This time Bonglizard blog checks in with JON F. ALLEN. Creative artist and creator of the underground comic / magazine : Pop Wasteland! This exclusive interview will give you a major view into his visions and the ideas behind the hectic madness that you will no doubt enjoy. Get ready to dive into the psychedelic, tripped out, artistic world of psychotic, weird almost indescribable images of terror and retro culture, these illustrations can tear your eyes and mind apart! Get ready to get dosed below! #art #interview #jonfallen #popwasteland #bonglizard #blog #bloglizard #artgrinder #interview #artistinterview #undergroundart #artist #jonfallenartist


Q - Hi Jon hope all's going good. You have a really intense drawing and illustration style. Visually some of it is like a bad acid trip, weird but exciting at the same time. What inspires you draw?


Jon - Trauma (psychological and physical), anxiety dreams, disassociation, isolation, disease, crime, news stories, lezzie porn. As a way of coping I drift off into my imagination where images can happen randomly. I taught myself to use drawings as a way to deal with that as well as calming toxic, intrusive thoughts. Kept up with it over many years and improved along the way. Am more into a methodical methodical process these days.

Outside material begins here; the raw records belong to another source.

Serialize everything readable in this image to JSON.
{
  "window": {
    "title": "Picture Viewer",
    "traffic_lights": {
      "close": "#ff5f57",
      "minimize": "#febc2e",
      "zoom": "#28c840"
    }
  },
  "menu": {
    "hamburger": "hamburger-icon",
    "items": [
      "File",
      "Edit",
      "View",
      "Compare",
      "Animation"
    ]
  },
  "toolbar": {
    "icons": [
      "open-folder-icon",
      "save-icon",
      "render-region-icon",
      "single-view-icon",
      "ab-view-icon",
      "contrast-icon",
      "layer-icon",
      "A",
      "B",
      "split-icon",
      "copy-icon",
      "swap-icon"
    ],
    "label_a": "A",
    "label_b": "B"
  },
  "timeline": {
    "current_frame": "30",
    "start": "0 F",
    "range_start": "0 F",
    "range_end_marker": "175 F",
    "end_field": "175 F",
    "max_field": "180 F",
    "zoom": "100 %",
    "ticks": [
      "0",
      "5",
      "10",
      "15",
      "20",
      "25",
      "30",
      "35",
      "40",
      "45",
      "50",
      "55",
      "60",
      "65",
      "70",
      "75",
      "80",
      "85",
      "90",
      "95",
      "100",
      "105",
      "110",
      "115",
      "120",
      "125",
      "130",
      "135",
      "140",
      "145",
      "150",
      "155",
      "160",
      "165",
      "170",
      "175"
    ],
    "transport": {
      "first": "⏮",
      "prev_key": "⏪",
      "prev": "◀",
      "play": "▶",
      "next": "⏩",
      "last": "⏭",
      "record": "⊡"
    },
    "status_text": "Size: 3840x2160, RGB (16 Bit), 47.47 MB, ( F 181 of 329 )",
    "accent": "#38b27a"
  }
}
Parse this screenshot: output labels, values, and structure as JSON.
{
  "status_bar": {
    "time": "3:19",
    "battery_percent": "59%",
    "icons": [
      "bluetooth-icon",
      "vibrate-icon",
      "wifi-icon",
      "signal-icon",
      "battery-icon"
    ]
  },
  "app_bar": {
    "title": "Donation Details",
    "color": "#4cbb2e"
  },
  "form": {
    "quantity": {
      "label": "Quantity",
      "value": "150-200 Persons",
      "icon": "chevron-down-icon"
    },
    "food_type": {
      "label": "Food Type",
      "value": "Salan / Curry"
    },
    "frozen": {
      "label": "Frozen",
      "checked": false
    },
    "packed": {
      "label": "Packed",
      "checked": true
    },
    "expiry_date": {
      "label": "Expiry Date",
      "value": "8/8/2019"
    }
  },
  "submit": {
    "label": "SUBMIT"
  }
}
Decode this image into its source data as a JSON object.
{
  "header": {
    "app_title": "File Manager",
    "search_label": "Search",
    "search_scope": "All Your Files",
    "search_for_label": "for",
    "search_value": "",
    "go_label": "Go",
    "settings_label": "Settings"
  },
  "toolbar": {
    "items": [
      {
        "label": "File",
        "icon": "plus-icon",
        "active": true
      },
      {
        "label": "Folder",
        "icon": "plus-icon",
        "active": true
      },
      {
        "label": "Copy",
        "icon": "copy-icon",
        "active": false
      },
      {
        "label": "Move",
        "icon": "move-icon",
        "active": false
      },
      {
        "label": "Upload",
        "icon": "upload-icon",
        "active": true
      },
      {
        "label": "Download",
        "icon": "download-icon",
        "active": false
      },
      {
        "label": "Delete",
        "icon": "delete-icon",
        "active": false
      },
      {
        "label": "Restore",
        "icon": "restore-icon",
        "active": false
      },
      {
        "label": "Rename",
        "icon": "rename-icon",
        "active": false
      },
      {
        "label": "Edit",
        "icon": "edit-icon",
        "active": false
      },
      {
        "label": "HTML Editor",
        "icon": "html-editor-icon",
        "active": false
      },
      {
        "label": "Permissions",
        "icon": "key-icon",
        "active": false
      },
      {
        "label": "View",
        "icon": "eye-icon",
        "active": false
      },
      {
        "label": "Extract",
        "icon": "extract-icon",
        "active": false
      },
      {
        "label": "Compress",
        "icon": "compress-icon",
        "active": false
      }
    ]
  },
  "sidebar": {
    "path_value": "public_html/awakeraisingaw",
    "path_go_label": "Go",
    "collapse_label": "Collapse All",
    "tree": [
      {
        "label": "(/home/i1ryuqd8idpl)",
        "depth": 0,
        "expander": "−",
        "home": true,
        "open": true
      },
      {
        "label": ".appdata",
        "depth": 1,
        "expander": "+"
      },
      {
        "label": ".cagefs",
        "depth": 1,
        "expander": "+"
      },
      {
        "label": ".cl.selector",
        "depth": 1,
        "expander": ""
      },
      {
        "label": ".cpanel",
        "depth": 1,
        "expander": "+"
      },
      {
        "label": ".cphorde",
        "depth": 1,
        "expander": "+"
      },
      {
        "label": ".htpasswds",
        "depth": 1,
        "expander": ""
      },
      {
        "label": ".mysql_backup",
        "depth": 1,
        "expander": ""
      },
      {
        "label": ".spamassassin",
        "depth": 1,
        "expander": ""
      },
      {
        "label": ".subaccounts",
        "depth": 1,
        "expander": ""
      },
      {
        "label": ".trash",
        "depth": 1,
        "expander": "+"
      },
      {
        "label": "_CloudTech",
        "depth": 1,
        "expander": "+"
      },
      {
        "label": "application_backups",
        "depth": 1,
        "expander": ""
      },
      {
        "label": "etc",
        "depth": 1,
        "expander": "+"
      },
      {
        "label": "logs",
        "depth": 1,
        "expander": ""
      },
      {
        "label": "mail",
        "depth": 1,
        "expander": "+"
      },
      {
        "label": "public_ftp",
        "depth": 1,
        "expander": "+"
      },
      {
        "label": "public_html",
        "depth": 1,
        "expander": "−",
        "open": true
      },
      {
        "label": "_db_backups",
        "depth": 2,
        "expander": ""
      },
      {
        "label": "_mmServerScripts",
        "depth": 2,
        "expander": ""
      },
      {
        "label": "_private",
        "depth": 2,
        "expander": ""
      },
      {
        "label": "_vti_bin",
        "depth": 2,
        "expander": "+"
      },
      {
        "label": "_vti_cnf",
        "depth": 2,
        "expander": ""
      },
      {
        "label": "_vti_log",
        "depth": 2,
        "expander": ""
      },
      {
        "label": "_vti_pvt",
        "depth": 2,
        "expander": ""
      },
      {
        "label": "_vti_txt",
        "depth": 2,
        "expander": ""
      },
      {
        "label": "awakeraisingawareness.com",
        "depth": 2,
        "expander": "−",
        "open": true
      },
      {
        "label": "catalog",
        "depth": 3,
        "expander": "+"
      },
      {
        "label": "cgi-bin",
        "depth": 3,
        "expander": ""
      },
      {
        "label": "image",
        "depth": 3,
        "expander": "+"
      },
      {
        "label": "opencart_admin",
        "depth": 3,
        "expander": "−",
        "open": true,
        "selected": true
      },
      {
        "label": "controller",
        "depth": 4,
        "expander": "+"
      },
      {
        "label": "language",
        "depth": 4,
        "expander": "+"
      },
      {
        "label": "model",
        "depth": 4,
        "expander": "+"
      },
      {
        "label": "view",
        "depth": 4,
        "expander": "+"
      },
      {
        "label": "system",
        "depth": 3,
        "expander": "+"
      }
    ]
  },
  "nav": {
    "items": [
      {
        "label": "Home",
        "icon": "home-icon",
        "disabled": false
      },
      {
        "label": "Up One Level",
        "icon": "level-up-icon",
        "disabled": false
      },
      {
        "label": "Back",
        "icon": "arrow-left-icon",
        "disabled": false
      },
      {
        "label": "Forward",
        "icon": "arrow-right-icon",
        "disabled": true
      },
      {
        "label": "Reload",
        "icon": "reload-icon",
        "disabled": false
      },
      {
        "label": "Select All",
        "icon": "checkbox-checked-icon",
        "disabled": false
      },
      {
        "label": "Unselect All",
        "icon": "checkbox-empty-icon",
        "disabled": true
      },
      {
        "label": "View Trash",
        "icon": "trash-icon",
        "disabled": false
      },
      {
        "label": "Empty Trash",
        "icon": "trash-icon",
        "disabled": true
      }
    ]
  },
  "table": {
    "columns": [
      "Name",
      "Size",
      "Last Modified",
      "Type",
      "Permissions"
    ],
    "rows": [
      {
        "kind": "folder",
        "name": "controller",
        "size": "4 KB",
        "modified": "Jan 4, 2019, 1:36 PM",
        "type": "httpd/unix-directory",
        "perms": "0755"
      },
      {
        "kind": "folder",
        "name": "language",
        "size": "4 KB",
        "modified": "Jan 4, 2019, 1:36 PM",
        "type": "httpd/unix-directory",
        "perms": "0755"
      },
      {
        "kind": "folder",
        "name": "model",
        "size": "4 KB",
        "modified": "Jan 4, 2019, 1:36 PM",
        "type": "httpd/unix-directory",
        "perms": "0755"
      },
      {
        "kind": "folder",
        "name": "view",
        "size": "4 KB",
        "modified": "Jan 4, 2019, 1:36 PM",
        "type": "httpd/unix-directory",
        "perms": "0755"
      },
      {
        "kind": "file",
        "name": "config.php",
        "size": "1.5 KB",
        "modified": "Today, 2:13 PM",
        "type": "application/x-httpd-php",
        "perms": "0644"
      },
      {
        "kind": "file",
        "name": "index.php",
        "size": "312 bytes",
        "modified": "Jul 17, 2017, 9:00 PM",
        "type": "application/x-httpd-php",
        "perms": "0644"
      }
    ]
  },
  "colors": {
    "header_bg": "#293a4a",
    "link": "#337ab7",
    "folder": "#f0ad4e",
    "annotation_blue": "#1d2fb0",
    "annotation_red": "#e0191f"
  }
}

Q - Pop Wasteland has a wide collection of artists as well as you and your brother as the creators, it is a highly entertaining concept to read. How did the idea of Pop Wasteland begin? Jon - Thank you. Wanted to work on something fun with my brother Tim who writes fascinating poetry and psychological short stories. I got into zines heavily in the early 1990's. Stuff that provoked my iconoclastic nature was Weirdo and Answer Me!, as well as seeing artists such as Mike Diana, and Jeff Gaither turn up in various punk and hardcore xerox publications. Joe Coleman’s Cosmic Retribution, not a zine, is also a pivotal book of influence. I wanted to put something in the wild that I would’ve been shitting myself to get my hands on in younger years as well as now I am ecstatic to find the really cool stuff. A lot of artists such as Aaron Lange has a new and thoroughly absorbing graphic novel on the history of Cleveland punk and one of the pioneering early members of Pere Ubu you can find online Ain’t It Fun: Peter Laughner & Proto-Punk in the Secret City) I met at Philly art shows. Lange made me aware of others such as JT Dockery, and Liz Valasco. Others I discovered on social media such as Jenny Gonzalez (cover artist for PW 4),  Corinne Halberrt (couldn’t resist her sexy, demonic nuns, and she got a big psychedelic art book called Acid Nun—google her), Provocateur, self-publishing monster, visual artist musician, performance artist, and occultist Adel Souto, and much more. Buy a Pop Wasteland n’ you get all the art n’ lit contributors’ contacts a couple pages in.  Y’know, I wanted to be like Weirdo, but also wanted to show off art, photos, and poetry that didn’t go for the visceral punch.

Q - Have you ever run into any censorship issues with Pop Wasteland ? 


Jon - Not really. It seems there’s far worse content on streaming services. And we got some very nasty stuff amidst calmer art. 



Q - Whats your view on the AI art taking over at the moment? I believe it could killing the future of many would be artists and illustrators.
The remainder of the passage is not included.